Ce que Graph détecte
- Le même fournisseur sous plusieurs raisons sociales
- Le même article sous plusieurs références selon le fournisseur
- Des unités de mesure qui ne se comparent pas
- Une nomenclature interne qui a dérivé
- Des contrats dont personne ne sait plus s’ils couvrent la dépense en cours
- Des avoirs promis jamais imputés sur leur facture d’origine
Rien ne se perd. Tout se vérifie, tout se prouve.
- La clause du contrat et la ligne de facture, surlignées côte à côte.
- Chaque valeur extraite reste reliée à l’endroit exact du document où elle a été lue.
- Le même cas produit la même décision, aujourd’hui comme dans six mois : les règles sont appliquées de façon déterministe.
- Aucun écart n’est écarté en silence. Ce qui ne correspond à aucune règle remonte, avec son motif.
- L’agent consigne ce qu’il a fait, dans l’ordre où il l’a fait : qui, quoi, combien, quand.
Questions fréquentes
Qu’est-ce que le contrôle d’admission du graphe ?
La règle qui décide de ce qui a le droit d’être écrit. Une entité, une relation ou une valeur qui ne se conforme pas à l’ontologie achats est rejetée plutôt qu’enregistrée, et une relation sans provenance n’est jamais admise.
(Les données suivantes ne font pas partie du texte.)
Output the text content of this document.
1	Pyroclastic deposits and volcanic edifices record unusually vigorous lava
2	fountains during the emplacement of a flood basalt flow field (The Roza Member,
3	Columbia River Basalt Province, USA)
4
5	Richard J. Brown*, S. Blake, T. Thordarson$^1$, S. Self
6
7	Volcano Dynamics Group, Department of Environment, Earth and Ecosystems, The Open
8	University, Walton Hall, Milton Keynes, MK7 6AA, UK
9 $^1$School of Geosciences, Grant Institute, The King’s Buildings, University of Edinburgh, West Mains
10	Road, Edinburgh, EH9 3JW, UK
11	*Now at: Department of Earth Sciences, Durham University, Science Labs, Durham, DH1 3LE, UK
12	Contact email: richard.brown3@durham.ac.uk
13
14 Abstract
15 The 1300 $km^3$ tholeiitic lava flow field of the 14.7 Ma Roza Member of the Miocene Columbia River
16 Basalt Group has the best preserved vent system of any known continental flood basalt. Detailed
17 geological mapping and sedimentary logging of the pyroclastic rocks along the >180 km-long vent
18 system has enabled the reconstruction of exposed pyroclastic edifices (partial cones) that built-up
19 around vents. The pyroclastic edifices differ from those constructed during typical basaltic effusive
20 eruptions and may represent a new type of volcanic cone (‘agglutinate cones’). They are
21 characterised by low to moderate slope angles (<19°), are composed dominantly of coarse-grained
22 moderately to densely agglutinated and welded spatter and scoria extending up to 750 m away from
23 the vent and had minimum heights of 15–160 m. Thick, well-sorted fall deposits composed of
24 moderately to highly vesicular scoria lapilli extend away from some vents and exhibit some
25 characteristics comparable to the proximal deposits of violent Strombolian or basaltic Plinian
Le graphe ne contient donc que des liens délibérément modélisés et sourcés.
Que se passe-t-il si un document est illisible ou incomplet ?
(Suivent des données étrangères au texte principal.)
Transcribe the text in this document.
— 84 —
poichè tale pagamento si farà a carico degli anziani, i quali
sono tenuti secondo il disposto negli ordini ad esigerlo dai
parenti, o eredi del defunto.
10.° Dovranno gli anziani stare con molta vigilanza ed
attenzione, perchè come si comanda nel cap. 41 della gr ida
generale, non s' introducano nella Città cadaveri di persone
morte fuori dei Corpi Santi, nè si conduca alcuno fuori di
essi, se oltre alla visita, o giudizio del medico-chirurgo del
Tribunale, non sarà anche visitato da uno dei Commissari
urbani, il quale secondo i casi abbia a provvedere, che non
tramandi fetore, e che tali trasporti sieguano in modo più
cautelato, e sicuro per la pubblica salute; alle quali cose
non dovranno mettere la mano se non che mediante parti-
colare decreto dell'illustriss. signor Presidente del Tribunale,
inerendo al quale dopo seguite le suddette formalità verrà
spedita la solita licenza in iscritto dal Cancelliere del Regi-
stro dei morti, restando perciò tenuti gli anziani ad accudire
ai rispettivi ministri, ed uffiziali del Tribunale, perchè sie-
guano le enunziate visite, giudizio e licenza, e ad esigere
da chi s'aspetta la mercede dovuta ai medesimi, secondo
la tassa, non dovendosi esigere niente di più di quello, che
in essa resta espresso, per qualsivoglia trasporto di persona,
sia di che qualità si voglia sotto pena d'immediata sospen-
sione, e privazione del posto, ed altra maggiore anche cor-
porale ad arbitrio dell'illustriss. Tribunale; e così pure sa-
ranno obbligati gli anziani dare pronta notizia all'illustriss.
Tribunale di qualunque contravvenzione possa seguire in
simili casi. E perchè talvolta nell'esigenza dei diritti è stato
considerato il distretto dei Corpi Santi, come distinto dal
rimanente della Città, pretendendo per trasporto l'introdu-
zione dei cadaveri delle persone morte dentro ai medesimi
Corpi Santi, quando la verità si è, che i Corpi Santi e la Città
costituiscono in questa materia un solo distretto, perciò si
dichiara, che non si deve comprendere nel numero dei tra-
Rien n’est deviné. La partie lisible entre dans le graphe avec sa source ; ce qui manque reste absent et remonte comme information manquante, avec le document concerné. Une valeur estimée serait indéfendable devant un fournisseur : elle n’est donc pas écrite.
Comment vérifier une conclusion de Zylio ?
Chaque écart s’ouvre sur sa preuve : la clause du contrat et la ligne de facture, surlignées côte à côte, avec le calcul affiché.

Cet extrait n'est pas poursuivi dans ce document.